Being somewhat indisposed, I did not stir out on this day. Kenelm had for some time past complained of languor and want of appetite, which he attributed to the heat of the summer. At St. Remy he had been in excellent spirits, passing on before us to hinder us from seeing the monuments till arrived at the right point of view; and, on the fête of St. Louis, he had been gay with the gay. No symptom of illness appeared till the following evening at the house of the general commanding the department; he then complained to me of a sensation of cold. I desired him to remove from the open window; he soon felt himself better, and joined in the dance with which the party concluded. This visit is to be remarked as the last he made.

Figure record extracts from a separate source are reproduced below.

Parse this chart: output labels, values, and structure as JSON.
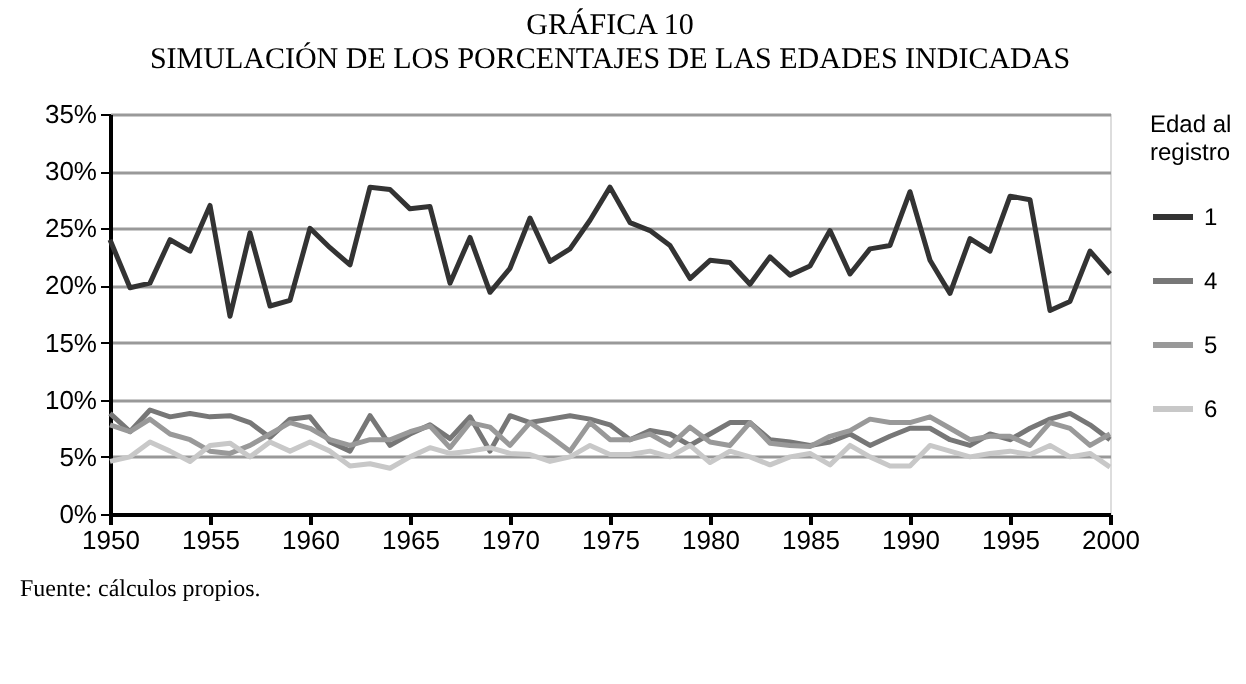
{
  "chart_data": {
    "type": "line",
    "title": "GRÁFICA 10",
    "subtitle": "SIMULACIÓN DE LOS PORCENTAJES  DE LAS EDADES INDICADAS",
    "x": [
      1950,
      1951,
      1952,
      1953,
      1954,
      1955,
      1956,
      1957,
      1958,
      1959,
      1960,
      1961,
      1962,
      1963,
      1964,
      1965,
      1966,
      1967,
      1968,
      1969,
      1970,
      1971,
      1972,
      1973,
      1974,
      1975,
      1976,
      1977,
      1978,
      1979,
      1980,
      1981,
      1982,
      1983,
      1984,
      1985,
      1986,
      1987,
      1988,
      1989,
      1990,
      1991,
      1992,
      1993,
      1994,
      1995,
      1996,
      1997,
      1998,
      1999,
      2000
    ],
    "series": [
      {
        "name": "1",
        "color": "#333333",
        "values": [
          24,
          19.8,
          20.2,
          24,
          23,
          27,
          17.3,
          24.6,
          18.2,
          18.7,
          25,
          23.3,
          21.8,
          28.6,
          28.4,
          26.7,
          26.9,
          20.2,
          24.2,
          19.4,
          21.5,
          25.9,
          22.1,
          23.2,
          25.7,
          28.6,
          25.5,
          24.8,
          23.5,
          20.6,
          22.2,
          22,
          20.1,
          22.5,
          20.9,
          21.7,
          24.8,
          21,
          23.2,
          23.5,
          28.2,
          22.2,
          19.3,
          24.1,
          23,
          27.8,
          27.5,
          17.8,
          18.6,
          23,
          21
        ]
      },
      {
        "name": "4",
        "color": "#777777",
        "values": [
          8.8,
          7.2,
          9.1,
          8.5,
          8.8,
          8.5,
          8.6,
          8,
          6.7,
          8.3,
          8.5,
          6.3,
          5.5,
          8.6,
          6,
          7,
          7.8,
          6.6,
          8.5,
          5.5,
          8.6,
          8,
          8.3,
          8.6,
          8.3,
          7.8,
          6.5,
          7.3,
          7,
          6,
          7,
          8,
          8,
          6.5,
          6.3,
          6,
          6.3,
          7,
          6,
          6.8,
          7.5,
          7.5,
          6.5,
          6,
          7,
          6.5,
          7.5,
          8.3,
          8.8,
          7.8,
          6.5
        ]
      },
      {
        "name": "5",
        "color": "#999999",
        "values": [
          7.8,
          7.2,
          8.3,
          7,
          6.5,
          5.5,
          5.3,
          6,
          7,
          8,
          7.5,
          6.5,
          6,
          6.5,
          6.5,
          7.2,
          7.7,
          5.8,
          8,
          7.6,
          6,
          8,
          6.8,
          5.5,
          8,
          6.5,
          6.5,
          7,
          6,
          7.6,
          6.3,
          6,
          8,
          6.2,
          6,
          5.9,
          6.8,
          7.3,
          8.3,
          8,
          8,
          8.5,
          7.5,
          6.5,
          6.8,
          6.8,
          6,
          8,
          7.5,
          6,
          7
        ]
      },
      {
        "name": "6",
        "color": "#c8c8c8",
        "values": [
          4.6,
          5,
          6.3,
          5.5,
          4.6,
          6,
          6.2,
          5,
          6.3,
          5.5,
          6.3,
          5.5,
          4.2,
          4.4,
          4,
          5,
          5.8,
          5.3,
          5.5,
          5.8,
          5.3,
          5.2,
          4.6,
          5,
          6,
          5.2,
          5.2,
          5.5,
          5,
          6,
          4.5,
          5.5,
          5,
          4.3,
          5,
          5.3,
          4.3,
          6,
          5,
          4.2,
          4.2,
          6,
          5.5,
          5,
          5.3,
          5.5,
          5.2,
          6,
          5,
          5.3,
          4.1
        ]
      }
    ],
    "xlim": [
      1950,
      2000
    ],
    "xticks": [
      1950,
      1955,
      1960,
      1965,
      1970,
      1975,
      1980,
      1985,
      1990,
      1995,
      2000
    ],
    "ylim": [
      0,
      35
    ],
    "yticks": [
      {
        "value": 0,
        "label": "0%"
      },
      {
        "value": 5,
        "label": "5%"
      },
      {
        "value": 10,
        "label": "10%"
      },
      {
        "value": 15,
        "label": "15%"
      },
      {
        "value": 20,
        "label": "20%"
      },
      {
        "value": 25,
        "label": "25%"
      },
      {
        "value": 30,
        "label": "30%"
      },
      {
        "value": 35,
        "label": "35%"
      }
    ],
    "legend_title": "Edad al registro",
    "legend": "top right",
    "grid": "y",
    "marker": "none",
    "line_style": "solid",
    "annotations": [
      "Fuente: cálculos propios."
    ]
  }
}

During the three following days he was tolerably well, and, on the alternate days, took his bath in the Rhone, as it had been his custom to do during the summer, in a retired place at a small distance from the town. While bathing the last time, he cried out to his brother, "My pulse is gone." A sensation of cold had induced him to feel his pulse, and he was somewhat alarmed at this symptom of its intermission. He appeared to wish to make light of it when he came home, but it must be supposed that his own feelings made him apprehensive of illness. Afterwards it became evident that the predisposition to the fever, of which the chilliness three evenings before had been a symptom, had again manifested itself by this intermission of the pulse.